Au cours des prochains mois, nous serons très attentifs aux cas particuliers des entreprises qui connaîtraient plus de difficultés au moment de la reprise ; peut-être devrons‑nous imaginer des aides plus ciblées en faveur de certaines activités ou certains territoires. C'est tout le sens du rapport de Jean-Noël Barrot destiné à s'assurer qu'aucun territoire ne reste fragilisé par la crise.

Nous proposons de proroger le prêt de main-d'œuvre jusqu'au 31 octobre 2021. D'ici à l'été, nous tirerons le bilan de la mobilisation de cette disposition de prêt afin de déterminer la suite qui lui sera donnée. Je crois beaucoup à des ajustements au sein d'un même bassin d'emploi entre les entreprises qui connaissent des difficultés et celles qui ont des besoins de recrutement. J'ai mentionné le dispositif « Transition collective », moyennant des formations qui peuvent être un peu longues. Je pense, par exemple, au dispositif en place dans l'entreprise Derichebourg dont les emplois des agents de nettoyage sont menacés. Ils ont la possibilité d'être formés pendant quatorze mois pour être recrutés comme aides-soignants dans le groupe Korian, même si, sans doute, le dispositif est un peu lourd.

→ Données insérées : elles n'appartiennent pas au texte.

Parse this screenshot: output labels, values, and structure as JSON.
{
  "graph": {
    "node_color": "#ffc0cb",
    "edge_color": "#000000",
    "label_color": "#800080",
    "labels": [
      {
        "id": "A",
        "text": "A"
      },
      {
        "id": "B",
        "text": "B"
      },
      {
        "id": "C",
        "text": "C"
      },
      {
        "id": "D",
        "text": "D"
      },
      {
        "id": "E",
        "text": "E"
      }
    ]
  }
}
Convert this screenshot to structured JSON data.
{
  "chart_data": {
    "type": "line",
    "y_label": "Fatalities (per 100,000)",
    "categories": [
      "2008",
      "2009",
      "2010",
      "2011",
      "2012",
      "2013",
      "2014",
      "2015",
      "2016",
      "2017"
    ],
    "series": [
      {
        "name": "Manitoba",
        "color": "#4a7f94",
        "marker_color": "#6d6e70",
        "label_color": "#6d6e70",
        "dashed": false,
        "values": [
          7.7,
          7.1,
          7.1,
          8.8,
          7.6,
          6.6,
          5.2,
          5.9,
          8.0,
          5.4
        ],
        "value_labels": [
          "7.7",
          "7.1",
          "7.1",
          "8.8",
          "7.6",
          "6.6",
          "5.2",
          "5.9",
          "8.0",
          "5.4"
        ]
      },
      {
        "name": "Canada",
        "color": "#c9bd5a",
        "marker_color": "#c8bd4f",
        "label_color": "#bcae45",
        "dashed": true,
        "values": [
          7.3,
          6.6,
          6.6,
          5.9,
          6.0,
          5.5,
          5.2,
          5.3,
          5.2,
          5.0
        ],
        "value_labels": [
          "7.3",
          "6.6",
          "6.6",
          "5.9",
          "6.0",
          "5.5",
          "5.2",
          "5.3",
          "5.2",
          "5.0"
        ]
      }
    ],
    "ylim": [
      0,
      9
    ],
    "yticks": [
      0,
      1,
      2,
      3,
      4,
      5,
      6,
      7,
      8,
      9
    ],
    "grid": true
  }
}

Le prêt de main-d'œuvre permet aussi des ajustements plus ponctuels et offre une formule intéressante. Nous tirerons donc le bilan de ce prêt de main-d'œuvre qui, d'une façon générale, nous conduit à promouvoir la mise en place de plateformes territoriales, où les entreprises ont l'opportunité d'échanger selon leurs besoins de recrutement et de reclassement de salariés. Nous aurons l'occasion de lancer un nouvel appel à manifestation d'intérêt pour soutenir le déploiement de ce type de plateforme de reconversion professionnelle, qui me semble essentielle.